Jouez un tour à votre esprit

D’après mon expérience, la narration à la première personne est ici d’une grande importance. En vous campant dans un rôle, vous jouez un tour à votre esprit. En effet, celui-ci croit que vous avez véritablement vécu cette expérience. Cependant, vous ne pouvez lui jouer ce tour que si vous avez rendu les images les plus réelles possible, ce qui nécessite l’engagement de tous vos sens. Plus vos associations seront vivantes, plus elles vous reviendront facilement à l’esprit.

Voici la raison pour laquelle la narration à la première personne fonctionne si bien : si vous faites partie de l’histoire, vous associerez des émotions aux événements. Lorsque vous injectez une dose d’humanité, de vulnérabilité et de « réalité » dans l’histoire, votre cerveau y croit et la retient donc plus facilement. Chose intéressante, les circuits de votre cerveau (les neurones individuels et les réseaux qu’ils forment) ne peuvent faire la distinction entre la réalité et l’imagination. Vous seul, en tant qu’être conscient, connaissez la vérité. Voilà pourquoi il est si facile de jouer un tour à votre esprit.

Au fil des ans, bien des gens m’ont dit craindre que ce genre de techniques ne leur soit pas adaptée. En effet, ils ne pensaient pas être assez créatifs pour ancrer les images. Il est important de préciser ici que les scénarios imaginés dans le contexte de ces méthodes doivent se trouver dans la sphère du possible ou, du moins, suivre une certaine logique. L’histoire qu’on invente peut être un peu étrange, mais il faut qu’elle soit plausible. Par conséquent, il n’y a rien de fantastique là-dedans. Il n’est donc pas nécessaire de fournir des efforts surhumains pour faire preuve de créativité.

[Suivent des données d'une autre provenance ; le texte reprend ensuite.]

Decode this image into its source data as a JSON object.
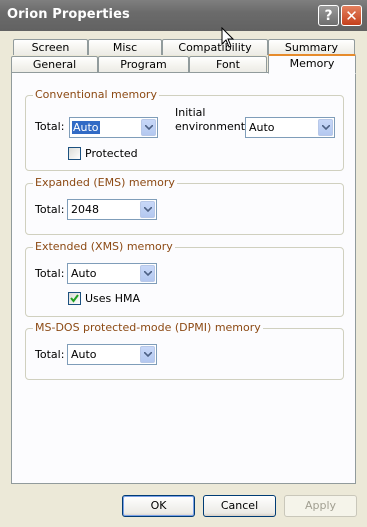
{
  "window": {
    "title": "Orion Properties",
    "help_glyph": "?",
    "close_glyph": "✕"
  },
  "tabs": {
    "row1": [
      {
        "label": "Screen"
      },
      {
        "label": "Misc"
      },
      {
        "label": "Compatibility"
      },
      {
        "label": "Summary"
      }
    ],
    "row2": [
      {
        "label": "General"
      },
      {
        "label": "Program"
      },
      {
        "label": "Font"
      },
      {
        "label": "Memory",
        "active": true
      }
    ]
  },
  "conventional": {
    "title": "Conventional memory",
    "total_label": "Total:",
    "total_value": "Auto",
    "initial_env_label_1": "Initial",
    "initial_env_label_2": "environment:",
    "initial_env_value": "Auto",
    "protected_label": "Protected",
    "protected_checked": false
  },
  "ems": {
    "title": "Expanded (EMS) memory",
    "total_label": "Total:",
    "total_value": "2048"
  },
  "xms": {
    "title": "Extended (XMS) memory",
    "total_label": "Total:",
    "total_value": "Auto",
    "uses_hma_label": "Uses HMA",
    "uses_hma_checked": true
  },
  "dpmi": {
    "title": "MS-DOS protected-mode (DPMI) memory",
    "total_label": "Total:",
    "total_value": "Auto"
  },
  "buttons": {
    "ok": "OK",
    "cancel": "Cancel",
    "apply": "Apply"
  },
  "colors": {
    "active_tab_accent": "#e68b2c",
    "group_title": "#8c4a14",
    "selection": "#316ac5"
  }
}
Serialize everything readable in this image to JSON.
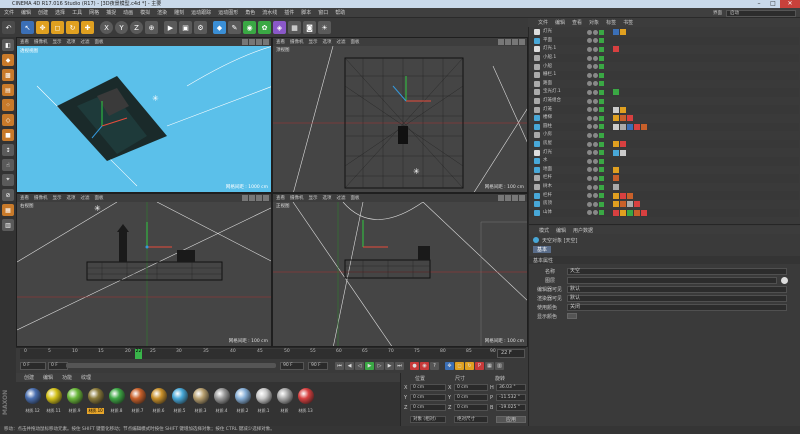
{
  "window": {
    "title": "CINEMA 4D R17.016 Studio (R17) - [3D夜景模型.c4d *] - 主要"
  },
  "menubar": [
    "文件",
    "编辑",
    "创建",
    "选择",
    "工具",
    "网格",
    "捕捉",
    "动画",
    "模拟",
    "渲染",
    "雕刻",
    "运动跟踪",
    "运动图形",
    "角色",
    "流水线",
    "插件",
    "脚本",
    "窗口",
    "帮助"
  ],
  "layout_label": "界面",
  "layout_value": "启动",
  "toolbar": {
    "icons": [
      "undo-icon",
      "live-select-icon",
      "move-icon",
      "scale-icon",
      "rotate-icon",
      "recent-icon",
      "x-axis-icon",
      "y-axis-icon",
      "z-axis-icon",
      "world-coord-icon",
      "render-view-icon",
      "render-picture-icon",
      "render-settings-icon",
      "cube-icon",
      "pen-icon",
      "subdivision-icon",
      "array-icon",
      "deformer-icon",
      "floor-icon",
      "camera-icon",
      "light-icon"
    ],
    "axis_labels": [
      "X",
      "Y",
      "Z"
    ]
  },
  "viewports": {
    "menu_items": [
      "查看",
      "摄像机",
      "显示",
      "选项",
      "过滤",
      "面板"
    ],
    "perspective": {
      "label": "透视视图",
      "scale": "网格间距 : 1000 cm"
    },
    "top": {
      "label": "顶视图",
      "scale": "网格间距 : 100 cm"
    },
    "right": {
      "label": "右视图",
      "scale": "网格间距 : 100 cm"
    },
    "front": {
      "label": "正视图",
      "scale": "网格间距 : 100 cm"
    }
  },
  "timeline": {
    "ticks": [
      "0",
      "5",
      "10",
      "15",
      "20",
      "22",
      "25",
      "30",
      "35",
      "40",
      "45",
      "50",
      "55",
      "60",
      "65",
      "70",
      "75",
      "80",
      "85",
      "90"
    ],
    "current_frame": "22",
    "frame_indicator": "22 F",
    "start": "0 F",
    "start_field": "0 F",
    "end_field": "90 F",
    "end": "90 F"
  },
  "materials": {
    "menu": [
      "创建",
      "编辑",
      "功能",
      "纹理"
    ],
    "items": [
      {
        "name": "材质.12",
        "color": "#4a6fb0"
      },
      {
        "name": "材质.11",
        "color": "#d4c21a"
      },
      {
        "name": "材质.9",
        "color": "#6ab83a"
      },
      {
        "name": "材质.10",
        "color": "#8a7a3a",
        "selected": true
      },
      {
        "name": "材质.8",
        "color": "#3ea845"
      },
      {
        "name": "材质.7",
        "color": "#c8602a"
      },
      {
        "name": "材质.6",
        "color": "#c8902a"
      },
      {
        "name": "材质.5",
        "color": "#48a8d8"
      },
      {
        "name": "材质.3",
        "color": "#b8a070"
      },
      {
        "name": "材质.4",
        "color": "#9a9a9a"
      },
      {
        "name": "材质.2",
        "color": "#88b0d8"
      },
      {
        "name": "材质.1",
        "color": "#c8c8c8"
      },
      {
        "name": "材质",
        "color": "#aaaaaa"
      },
      {
        "name": "材质.13",
        "color": "#d84040"
      }
    ]
  },
  "coords": {
    "headers": [
      "位置",
      "尺寸",
      "旋转"
    ],
    "rows": [
      {
        "axis": "X",
        "pos": "0 cm",
        "size": "0 cm",
        "rot_label": "H",
        "rot": "36.03 °"
      },
      {
        "axis": "Y",
        "pos": "0 cm",
        "size": "0 cm",
        "rot_label": "P",
        "rot": "-11.532 °"
      },
      {
        "axis": "Z",
        "pos": "0 cm",
        "size": "0 cm",
        "rot_label": "B",
        "rot": "-19.025 °"
      }
    ],
    "mode1": "对象 (相对)",
    "mode2": "绝对尺寸",
    "apply": "应用"
  },
  "objects": {
    "menu": [
      "文件",
      "编辑",
      "查看",
      "对象",
      "标签",
      "书签"
    ],
    "items": [
      {
        "name": "灯光",
        "tag": "light"
      },
      {
        "name": "平面",
        "tag": "plane"
      },
      {
        "name": "灯光.1",
        "tag": "light"
      },
      {
        "name": "小船.1",
        "tag": "null"
      },
      {
        "name": "小船",
        "tag": "null"
      },
      {
        "name": "栅栏.1",
        "tag": "null"
      },
      {
        "name": "路面",
        "tag": "null"
      },
      {
        "name": "宝光灯.1",
        "tag": "null"
      },
      {
        "name": "灯笼组合",
        "tag": "null"
      },
      {
        "name": "灯笼",
        "tag": "null"
      },
      {
        "name": "楼梯",
        "tag": "obj"
      },
      {
        "name": "圆柱",
        "tag": "obj"
      },
      {
        "name": "小房",
        "tag": "null"
      },
      {
        "name": "房屋",
        "tag": "obj"
      },
      {
        "name": "灯光",
        "tag": "light"
      },
      {
        "name": "水",
        "tag": "obj"
      },
      {
        "name": "地面",
        "tag": "obj"
      },
      {
        "name": "栏杆",
        "tag": "null"
      },
      {
        "name": "树木",
        "tag": "null"
      },
      {
        "name": "栏杆",
        "tag": "obj"
      },
      {
        "name": "房顶",
        "tag": "obj"
      },
      {
        "name": "山体",
        "tag": "obj"
      }
    ]
  },
  "attributes": {
    "menu": [
      "模式",
      "编辑",
      "用户数据"
    ],
    "object_title": "天空对象 [天空]",
    "tabs": [
      "基本"
    ],
    "section": "基本属性",
    "fields": [
      {
        "label": "名称",
        "value": "天空"
      },
      {
        "label": "图层",
        "value": ""
      },
      {
        "label": "编辑器可见",
        "value": "默认"
      },
      {
        "label": "渲染器可见",
        "value": "默认"
      },
      {
        "label": "使用颜色",
        "value": "关闭"
      },
      {
        "label": "显示颜色",
        "value": ""
      }
    ]
  },
  "status": "移动：点击并拖动鼠标移动元素。按住 SHIFT 键量化移动；节点编辑模式时按住 SHIFT 键增加选择对象；按住 CTRL 键减少选择对象。"
}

Par ailleurs, je tiens à vous faire une confession rassurante : même si, aujourd’hui, la mémorisation par association est comme une seconde nature pour moi, mes images mentales ne sont pas si détaillées. Parfois, elles contiennent peu de couleurs vives et peu de formes ; parfois, elles sont caricaturales. À coup sûr, elles sont loin d’être parfaites. J’évoque des scénarios qui sont tout juste suffisants pour tisser des liens dans mon esprit. Cependant, comme vous n’en êtes probablement qu’à vos débuts, je vous conseille de rendre vos images les plus précises possibles. Lorsque vous serez à l’aise avec la méthode, vous pourrez prendre des raccourcis."


Voilà. C’est tout pour le moment. Amitiés à tous.